Essas respostas diferem politicamente, mas compartilham uma limitação comum: substituem o árduo trabalho de recomposição de classe por formas parciais de mediação. Nenhuma delas resolve o problema da acumulação, pois nenhuma reconstrói as capacidades organizacionais necessárias para enfrentar o capital e o Estado como atores de classe.

A fraqueza da forma política não é, portanto, acidental. Ela reflete a desarticulação histórica do movimento operário, a erosão dos partidos enraizados na organização de classe e a ausência de novas formas capazes de atuar em novos regimes de trabalho. Quando tais formas existem, elas costumam se limitar a setores ou momentos específicos, sem capacidade de generalização.

Isso não significa que a forma política possa simplesmente ser reinventada à vontade. As formas emergem da luta, mas também moldam sua trajetória. O desafio hoje não é replicar instituições herdadas — sindicatos, partidos ou frentes — como existiam no passado, mas desenvolver formas de organização capazes de articular produção e reprodução, trabalho formal e informal, cidadãos e não cidadãos, sem reduzir essas diferenças a abstrações.

Fundamentalmente, o Estado não pode ser tratado como um instrumento neutro à espera de ser conquistado. Ele é um local central do poder de classe. A acumulação política, portanto, requer estratégias que enfrentem o Estado como um terreno de luta, e não meramente como uma arena de representação. Sem pressão sustentada por parte de forças sociais organizadas, o poder estatal reproduz as relações de classe existentes, independentemente dos resultados eleitorais.

A persistência de lutas fragmentadas, aliada a uma acumulação fraca, gerou uma frustração generalizada na esquerda. Essa frustração frequentemente se expressa como cinismo em relação à política ou como impaciência com a própria organização. A acumulação política hoje exige uma recomposição das relações sociais fragmentadas. Ela requer formas de organização que possam operar em múltiplas escalas, perdurar além dos momentos de mobilização e articular um antagonismo geral sem apagar as diferenças.

Essa é uma tarefa exigente, e não há atalhos. Mas, sem enfrentar diretamente o problema da forma política, a luta de classes continuará a eclodir sem convergir, e a mobilização continuará a substituir o poder.

A recomposição deve ser vista como um processo histórico, e não simplesmente como um projeto organizacional. Ela se desenrola de forma desigual, é caracterizada por conflitos, fracassos e avanços parciais, e é influenciada pelas relações em constante mudança entre produção, reprodução e poder estatal. Qualquer política de classe sustentável surgirá dessas contradições, e não de soluções simplistas.

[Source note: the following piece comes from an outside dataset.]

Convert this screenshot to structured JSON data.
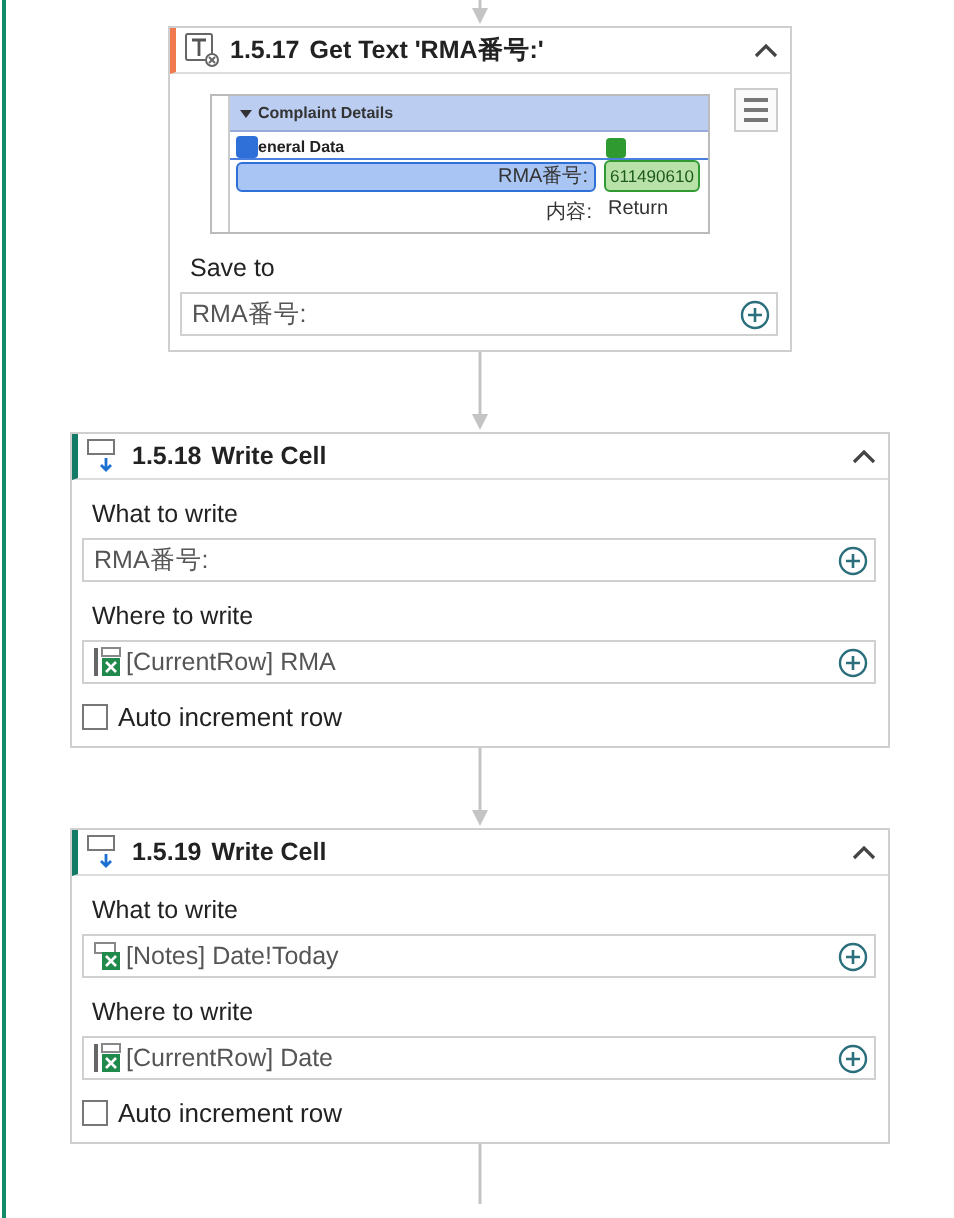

Não existe um modelo pronto para essa tarefa. As formas políticas não podem ser concebidas em abstração da luta, nem podem ser improvisadas sem levar em conta as condições que devem enfrentar. O que se pode afirmar é que o problema que a esquerda enfrenta hoje não é a ausência de antagonismo de classe, mas a ausência de forças capazes de organizá-lo em grande escala e ao longo do tempo.